I piled the stuff on the dresser. Last night I'd left everything except my wallet in my suit when I left the costume shop. That had sure been potent bourbon. Anyway, now I wanted to be sure my stuff was all here. In a little row, I strung out my wallet, J. Harrison Bing's card, a set of keys to my L.A. rooms and office—a separate set from the keys to the bombed Cadillac; the police still had those—the key to my room here at the Desert Inn, which I'd never turned in at the desk, change, handkerchief, and comb. Something about the collection stirred a bit in my mind but settled down and I went into the bathroom.
I hung up the clothes, undressed, and climbed into the shower, as hot as I could stand it. While I soaped up and groaned and scrubbed my hair and eyebrows I thought of the things that had happened so far on the case. Even though I'd been running around like a scared rabbit and most of the time been running from or into trouble, I'd managed to pick up quite a pile of information in the less than three days I'd been on the case.
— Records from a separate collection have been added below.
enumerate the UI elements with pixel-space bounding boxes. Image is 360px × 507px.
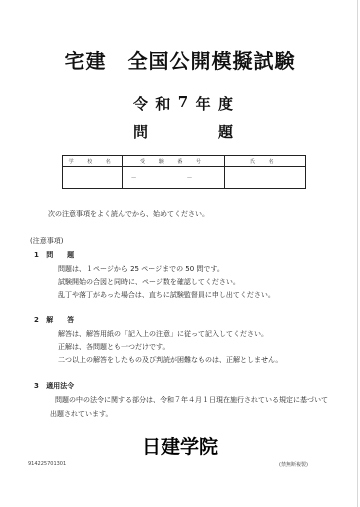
exam-number-field: － －: [123, 167, 224, 189]
section-2-heading: 2 解 答: [34, 315, 74, 325]
section-number: 2: [34, 316, 39, 324]
year-char: 年: [196, 93, 211, 114]
year-char: 度: [218, 93, 233, 114]
section-3-line: 出題されています。: [50, 409, 112, 419]
section-3-heading: 3 適用法令: [34, 381, 74, 391]
page-edge: [357, 0, 358, 507]
header-exam-number: 受 験 番 号: [123, 156, 224, 167]
section-title: 問 題: [46, 251, 74, 259]
section-number: 1: [34, 251, 39, 259]
intro-text: 次の注意事項をよく読んでから、始めてください。: [48, 209, 209, 219]
name-field: [224, 167, 305, 189]
section-1-line: 試験開始の合図と同時に、ページ数を確認してください。: [58, 277, 240, 287]
copyright-notice: (禁無断複製): [279, 461, 308, 468]
header-school-name: 学 校 名: [63, 156, 123, 167]
header-name: 氏 名: [224, 156, 305, 167]
section-title-char: 題: [218, 121, 233, 142]
section-title: 適用法令: [46, 382, 74, 390]
section-2-line: 正解は、各問題とも一つだけです。: [58, 342, 169, 352]
exam-year: 令 和 7 年 度: [133, 93, 233, 114]
section-3-line: 問題の中の法令に関する部分は、令和７年４月１日現在施行されている規定に基づいて: [55, 395, 328, 405]
section-1-line: 乱丁や落丁があった場合は、直ちに試験監督員に申し出てください。: [58, 290, 275, 300]
section-2-line: 二つ以上の解答をしたもの及び判読が困難なものは、正解としません。: [58, 355, 282, 365]
year-char: 7: [178, 93, 188, 114]
section-title-char: 問: [133, 121, 148, 142]
section-1-heading: 1 問 題: [34, 250, 74, 260]
year-char: 和: [155, 93, 170, 114]
school-name-field: [63, 167, 123, 189]
publisher-logo: 日建学院: [0, 432, 360, 459]
notes-heading: (注意事項): [30, 236, 63, 246]
section-title: 問 題: [133, 121, 233, 142]
year-char: 令: [133, 93, 148, 114]
section-number: 3: [34, 382, 39, 390]
examinee-info-table: 学 校 名 受 験 番 号 氏 名 － －: [62, 155, 306, 189]
document-code: 914225701301: [28, 461, 66, 467]
document-title: 宅建 全国公開模擬試験: [0, 45, 360, 74]
section-1-line: 問題は、１ページから 25 ページまでの 50 問です。: [58, 264, 224, 274]
section-2-line: 解答は、解答用紙の「記入上の注意」に従って記入してください。: [58, 329, 268, 339]
section-title: 解 答: [46, 316, 74, 324]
And I had the funny feeling I sometimes get on a job, the subconscious stirring as if to say the answer's down in there, all ready to be plucked out. It made my skin ting
le a little, but I couldn't pin down what it was. I didn't push it.
Colleen yelled from the other room, "Shell, don't you sing in the shower?"
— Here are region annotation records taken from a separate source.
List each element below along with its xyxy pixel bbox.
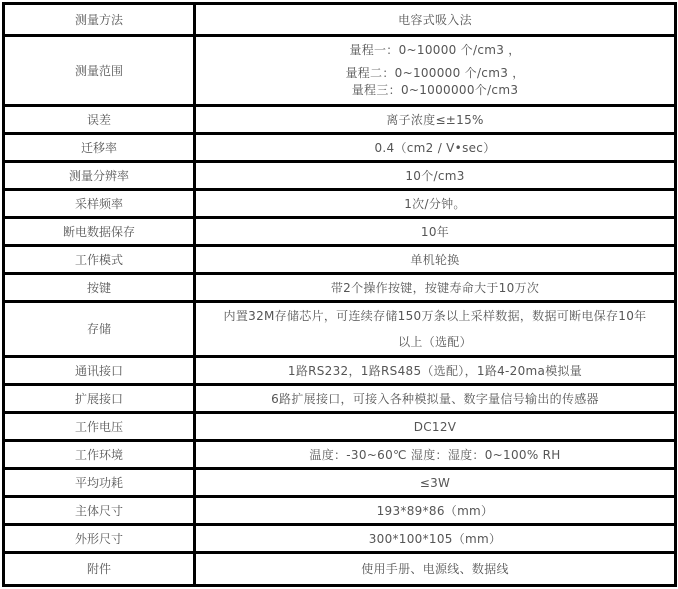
table-row: 工作电压 DC12V <box>4 413 676 441</box>
table-row: 按键 带2个操作按键，按键寿命大于10万次 <box>4 274 676 302</box>
table-row: 测量范围 量程一：0~10000 个/cm3 ， 量程二：0~100000 个/… <box>4 36 676 106</box>
row-label-body-size: 主体尺寸 <box>4 497 195 525</box>
table-row: 扩展接口 6路扩展接口，可接入各种模拟量、数字量信号输出的传感器 <box>4 385 676 413</box>
table-row: 通讯接口 1路RS232，1路RS485（选配），1路4-20ma模拟量 <box>4 357 676 385</box>
row-value-data-retention: 10年 <box>195 218 676 246</box>
row-label-storage: 存储 <box>4 302 195 357</box>
row-value-body-size: 193*89*86（mm） <box>195 497 676 525</box>
row-value-storage: 内置32M存储芯片，可连续存储150万条以上采样数据，数据可断电保存10年 以上… <box>195 302 676 357</box>
row-value-accessories: 使用手册、电源线、数据线 <box>195 553 676 586</box>
storage-line-2: 以上（选配） <box>200 329 670 355</box>
row-value-communication-interface: 1路RS232，1路RS485（选配），1路4-20ma模拟量 <box>195 357 676 385</box>
row-label-error: 误差 <box>4 106 195 134</box>
row-label-communication-interface: 通讯接口 <box>4 357 195 385</box>
table-row: 误差 离子浓度≤±15% <box>4 106 676 134</box>
table-row: 测量方法 电容式吸入法 <box>4 4 676 36</box>
table-row: 附件 使用手册、电源线、数据线 <box>4 553 676 586</box>
row-value-error: 离子浓度≤±15% <box>195 106 676 134</box>
storage-line-1: 内置32M存储芯片，可连续存储150万条以上采样数据，数据可断电保存10年 <box>200 303 670 329</box>
row-value-sampling-frequency: 1次/分钟。 <box>195 190 676 218</box>
row-value-working-voltage: DC12V <box>195 413 676 441</box>
row-value-working-environment: 温度：-30~60℃ 湿度：湿度：0~100% RH <box>195 441 676 469</box>
row-value-outer-size: 300*100*105（mm） <box>195 525 676 553</box>
row-label-average-power: 平均功耗 <box>4 469 195 497</box>
table-row: 测量分辨率 10个/cm3 <box>4 162 676 190</box>
row-label-working-environment: 工作环境 <box>4 441 195 469</box>
spec-table: 测量方法 电容式吸入法 测量范围 量程一：0~10000 个/cm3 ， 量程二… <box>2 2 677 587</box>
row-label-measurement-range: 测量范围 <box>4 36 195 106</box>
row-value-measurement-method: 电容式吸入法 <box>195 4 676 36</box>
row-label-mobility: 迁移率 <box>4 134 195 162</box>
row-label-sampling-frequency: 采样频率 <box>4 190 195 218</box>
row-value-buttons: 带2个操作按键，按键寿命大于10万次 <box>195 274 676 302</box>
table-row: 采样频率 1次/分钟。 <box>4 190 676 218</box>
table-row: 主体尺寸 193*89*86（mm） <box>4 497 676 525</box>
row-label-measurement-method: 测量方法 <box>4 4 195 36</box>
row-label-data-retention: 断电数据保存 <box>4 218 195 246</box>
table-row: 工作环境 温度：-30~60℃ 湿度：湿度：0~100% RH <box>4 441 676 469</box>
range-line-1: 量程一：0~10000 个/cm3 ， <box>200 42 670 59</box>
row-label-resolution: 测量分辨率 <box>4 162 195 190</box>
table-row: 迁移率 0.4（cm2 / V•sec） <box>4 134 676 162</box>
row-value-resolution: 10个/cm3 <box>195 162 676 190</box>
row-label-working-voltage: 工作电压 <box>4 413 195 441</box>
row-value-average-power: ≤3W <box>195 469 676 497</box>
table-row: 工作模式 单机轮换 <box>4 246 676 274</box>
range-line-3: 量程三：0~1000000个/cm3 <box>200 82 670 99</box>
row-label-work-mode: 工作模式 <box>4 246 195 274</box>
row-value-expansion-interface: 6路扩展接口，可接入各种模拟量、数字量信号输出的传感器 <box>195 385 676 413</box>
range-line-2: 量程二：0~100000 个/cm3 ， <box>200 65 670 82</box>
row-label-outer-size: 外形尺寸 <box>4 525 195 553</box>
row-value-mobility: 0.4（cm2 / V•sec） <box>195 134 676 162</box>
table-row: 平均功耗 ≤3W <box>4 469 676 497</box>
row-value-work-mode: 单机轮换 <box>195 246 676 274</box>
table-row: 外形尺寸 300*100*105（mm） <box>4 525 676 553</box>
row-value-measurement-range: 量程一：0~10000 个/cm3 ， 量程二：0~100000 个/cm3 ，… <box>195 36 676 106</box>
row-label-accessories: 附件 <box>4 553 195 586</box>
table-row: 存储 内置32M存储芯片，可连续存储150万条以上采样数据，数据可断电保存10年… <box>4 302 676 357</box>
table-row: 断电数据保存 10年 <box>4 218 676 246</box>
row-label-expansion-interface: 扩展接口 <box>4 385 195 413</box>
row-label-buttons: 按键 <box>4 274 195 302</box>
"Once in a while. Not this time, though. Want to harmonize a little?"
I heard her laugh, but she didn't answer. I rinsed soap off me, then scrubbed my hair some more while I thought about Colleen. Something she'd mentioned a few minutes ago had started me thinking, too. Little bits of information and conversation were ganging up in my brain.
I rinsed off, got out of the shower, and toweled down, then got into my clothes and went into the other room.
Colleen said, "Hi. Feel better?"
"Like a new man. Pretty soon I'll chew a steak and I'll be ready to take off."
"For where?" She tucked her skirt under her and swung her legs over the arm of the chair she was sitting in.
"Tell you the truth, I'm not sure yet. I've got to think it out a little more."
She looked down at my feet. "Barefoot boy. I'll bet you were always stubbing your toes when you were a kid."
"You're right. And stepping on pieces of glass and nails."
"Farm boy?"
"City boy. Los Angeles. Born and raised there. Lived there all my life except when I was knocking around the country or learning the most effective ways to kill other people in wars."
She was quiet for a while, then she said, "Los Angeles. I've never been there. I'd like to see your City of Angels."
"A misnomer," I said. "Ain't no angels. But I'd love to show you the town. I know almost every inch of the place, and I've got some friends in Hollywood if you should want to hit the studios."
She smiled. "You've got yourself a date, Mr. Scott. Are you going straight back to L.A. when you're through up here?"
"I'd like to. If this winds up O.K."
"If?"
"When, I mean. But, frankly, I may be in jail."
She looked puzzled, and I explained. "I may not have made it clear, Colleen, but one of the reasons I don't want to go back to my room—besides keeping away from some bruisers—is that I don't care to talk to the sheriff right now. Last night when I got away from those three musclemen, I killed one of them."